Frazier recommended not approaching the animal. He said behaviors the bear will show if it feels threatened include woofing, which sounds like a dog’s “harumph.”

The bear may also stomp its feet on the ground or bang its teeth together if it is uncomfortable.

“If you see it at a distance, then simply enjoy seeing it,” he said. “If you see it more close up, what you want to do is put space between yourself and the bear.”

He said the best way to increase the distance from the bear is by slowly backing away from it.

Frazier said the DNR likely won’t step in unless the bear acts indifferent or aggressive toward people, or if it continues to show up despite the absence of food.

He said the DNR’s Gainesville post, which covers northeastern Georgia, handled about 700 assessments of bear-related incidents in its region last year.

“It’s an ongoing problem,” he said. “It’s not very often in Forsyth County.

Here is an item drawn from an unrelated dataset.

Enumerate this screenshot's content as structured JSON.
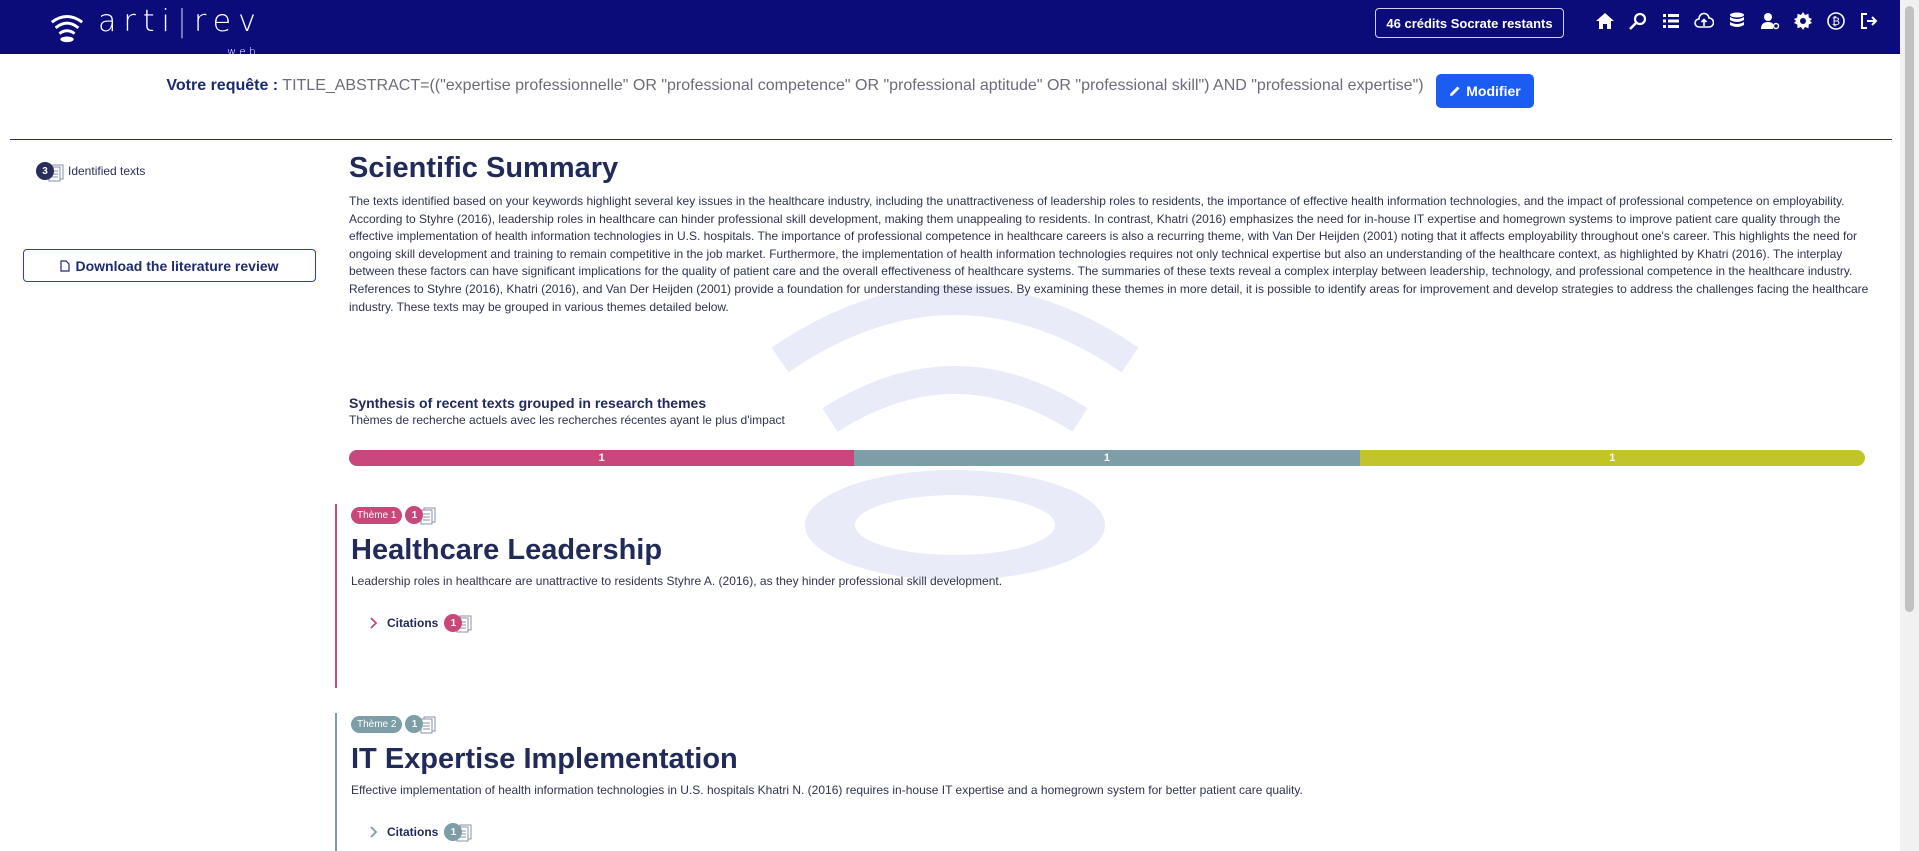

"We probably deal with a handful or less of bears around Cumming and it probably leads to 10 or 15 total complaints in any given bear season.”

He said the bear population is expanding, which may result in more sightings.

Forsyth County Sheriff’s Lt. David Waters said the animal control unit is equipped to handle the animal, if necessary, but would call in the DNR to help capture it.

“It would have to pose a serious threat before we would tranquilize any type of animal like that,” he said, adding that a veterinarian may also be consulted to determine how much tranquilizer to use.

“It is a wild animal, so everybody in that area needs to pay attention and always use common sense when there’s an animal like that around,” he said. “He is wild. He thinks wild, so you certainly wouldn’t want to put yourself in any type of jeopardy around that.”

Waters said there have been several bear sightings over the past few years in Forsyth County. The most troublesome episode occurred when a vehicle struck a bear on Ga. 400.

“That was the only major issue I saw that would put anybody in harm’s way and it was during a vehicle accident,” he said.

Lalonde said he and his wife recently returned from a cruise. A neighbor told him that the bear hadn’t been around while they were away.

The animal returned Tuesday night, however, after Lalonde had put out the birdfeeders in his yard again.

He removed them, but threw some bird food on the ground Wednesday. Sure enough, the bear came back.

The Lalondes looked out their window to see the animal on the ground, eating birdseed.

“He spent 25 minutes laying down in my backyard,” he said. “I gave up the first half of 'American Idol' just watching him.”

Ron Williams, president of the Edgewater homeowners association, lives down the street from Lalonde.

He said the bear seems to be sticking to their street and hasn’t ventured into the rest of the neighborhood.

“I came within about 15 to 20 feet of him in my backyard the other night,” he said. “My dogs actually went after him and ran him out of the yard, but he actually climbed my fence and got in my yard.”

The bear has also taken down Williams’ birdfeeders.

He said residents have been alerted by e-mail to put away potential food sources in an effort to encourage the bear to move on.

Another neighbor said she has stopped walking her dog at night, for fear of a dangerous encounter.